The arguments being made by the campaign are largely academic and risk alienating those without the time and money to buy and read archaeology texts. The government are prepared to change the law, as illustrated at Carrickmines, should they lose any legal challenges.

There is a danger that once the campaign reaches that stage it will have alienated a majority of the local support needed to mount a serious challenge to the motorway. This campaign may well lose in a similar fashion to the way Carrickmines and the Glen of the Downs lost where a relatively small group of activists try to face down the State and the courts through direct action.

However if the campaign were to follow the example of the Mayo pipeline campaign and concentrate on local people rather than the special interest of a minority (which, although I hate to admit it, archaeology is) the campaign could succeed.

Many people of Dunshaughlin and Clonee are now turning to the only people who are claiming to have their interests at heart — the National Roads Authority (N.R.A.) and the government. They have not been told the reality of the motorway, which is that it is really only a faster way to get people to a super traffic-jam.

Undoubtedly there are going to be more environmental struggles in Ireland in the next few years. The approach to the Bin Tax was very positive in many respects. People are perhaps in a strong position to fight issues like the attempt to implement a water tax in Dublin. We have seen mistakes but more importantly we have also seen a working example of how people taking real direct action can really threaten the power of the State.

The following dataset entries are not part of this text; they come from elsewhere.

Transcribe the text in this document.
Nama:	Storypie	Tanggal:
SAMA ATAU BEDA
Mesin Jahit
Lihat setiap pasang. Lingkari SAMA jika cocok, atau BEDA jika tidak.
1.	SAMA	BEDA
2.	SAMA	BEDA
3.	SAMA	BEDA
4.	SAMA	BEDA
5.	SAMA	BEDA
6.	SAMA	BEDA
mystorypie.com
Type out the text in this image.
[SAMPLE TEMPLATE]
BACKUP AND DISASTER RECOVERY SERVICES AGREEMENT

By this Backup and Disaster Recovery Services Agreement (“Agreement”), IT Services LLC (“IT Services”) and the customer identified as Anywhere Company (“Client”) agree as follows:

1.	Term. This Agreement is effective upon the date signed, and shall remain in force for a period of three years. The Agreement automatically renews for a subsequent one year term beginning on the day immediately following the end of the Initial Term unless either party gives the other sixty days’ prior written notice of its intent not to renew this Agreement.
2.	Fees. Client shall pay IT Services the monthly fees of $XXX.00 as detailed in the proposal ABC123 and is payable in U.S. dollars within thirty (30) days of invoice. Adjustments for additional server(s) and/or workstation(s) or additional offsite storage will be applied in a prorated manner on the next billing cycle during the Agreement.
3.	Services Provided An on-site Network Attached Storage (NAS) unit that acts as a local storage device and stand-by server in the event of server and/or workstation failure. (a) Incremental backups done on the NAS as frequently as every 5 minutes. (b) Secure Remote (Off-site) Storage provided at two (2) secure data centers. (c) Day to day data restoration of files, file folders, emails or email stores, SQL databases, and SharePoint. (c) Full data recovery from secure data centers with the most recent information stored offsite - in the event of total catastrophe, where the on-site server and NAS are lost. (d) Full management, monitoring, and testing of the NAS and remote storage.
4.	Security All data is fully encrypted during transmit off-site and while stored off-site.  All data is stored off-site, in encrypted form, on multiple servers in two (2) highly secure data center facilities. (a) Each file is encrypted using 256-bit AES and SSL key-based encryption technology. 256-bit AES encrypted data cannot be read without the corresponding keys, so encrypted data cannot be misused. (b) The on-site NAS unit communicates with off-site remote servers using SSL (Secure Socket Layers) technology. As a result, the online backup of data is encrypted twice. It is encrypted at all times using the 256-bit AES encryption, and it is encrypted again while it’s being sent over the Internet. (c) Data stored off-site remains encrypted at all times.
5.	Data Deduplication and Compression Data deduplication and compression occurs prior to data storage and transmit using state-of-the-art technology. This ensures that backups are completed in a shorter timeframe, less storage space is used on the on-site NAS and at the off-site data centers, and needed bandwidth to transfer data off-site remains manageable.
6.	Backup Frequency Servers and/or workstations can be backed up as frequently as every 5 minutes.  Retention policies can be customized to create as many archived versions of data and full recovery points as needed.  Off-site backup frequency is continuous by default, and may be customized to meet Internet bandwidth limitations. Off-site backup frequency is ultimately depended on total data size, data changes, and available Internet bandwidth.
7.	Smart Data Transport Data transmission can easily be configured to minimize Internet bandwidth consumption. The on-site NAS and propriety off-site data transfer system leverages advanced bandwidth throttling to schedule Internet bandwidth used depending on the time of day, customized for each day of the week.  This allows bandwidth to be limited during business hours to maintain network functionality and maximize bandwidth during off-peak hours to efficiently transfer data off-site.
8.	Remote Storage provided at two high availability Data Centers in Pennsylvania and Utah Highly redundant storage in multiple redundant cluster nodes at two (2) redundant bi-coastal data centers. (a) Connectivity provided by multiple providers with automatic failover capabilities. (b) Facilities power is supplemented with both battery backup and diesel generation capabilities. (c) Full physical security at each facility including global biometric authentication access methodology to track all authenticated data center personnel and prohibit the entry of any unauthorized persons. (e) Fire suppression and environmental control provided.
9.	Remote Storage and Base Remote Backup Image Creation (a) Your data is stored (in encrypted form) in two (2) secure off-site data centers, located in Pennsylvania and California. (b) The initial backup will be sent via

They have been parts of a working model of how communities can take on the power of the state. Crucially these are past examples of how we can engage the issues around environmentalism. Activists must, however, broaden our horizons and tackle issues like the National Development Plan, whilst working with special interest campaigns where possible.

This article is not an attempt to be a pejorative statement from a class struggle point of view; there is a lot to be learnt on our part from these campaigns. Primarily the heritage based activists who took on the authorities at Carrickmines and the ecologists at the Glen of the Downs were doing something we failed at — taking on the issue of the environment. The campaign at Carrickmines, which I was directly involved in, felt resentment at the time due to the lack of participation and even interest from organised political left-wing groups.

Individuals at the Glen of the Downs felt a similar resentment at the fact that left-wing political parties used them at the time when the campaign became high profile. Without help from other groups they concentrated on what they knew best — at Carrickmines it was archaeology. In this they were undoubtedly right — they fought the campaign on their ground. The point I am making is that archaeologists will do what they do best, as will ecologists. If class struggle activists feel we have a better approach and analysis then we must act on it.

The issues of the environment should not be dismissed, but the preservation of trees or heritage is unlikely to be the main priority of people who spend up to four hours getting to and from work. But both sets of issues are crucial to us and should not be mutually exclusive with sustainable development.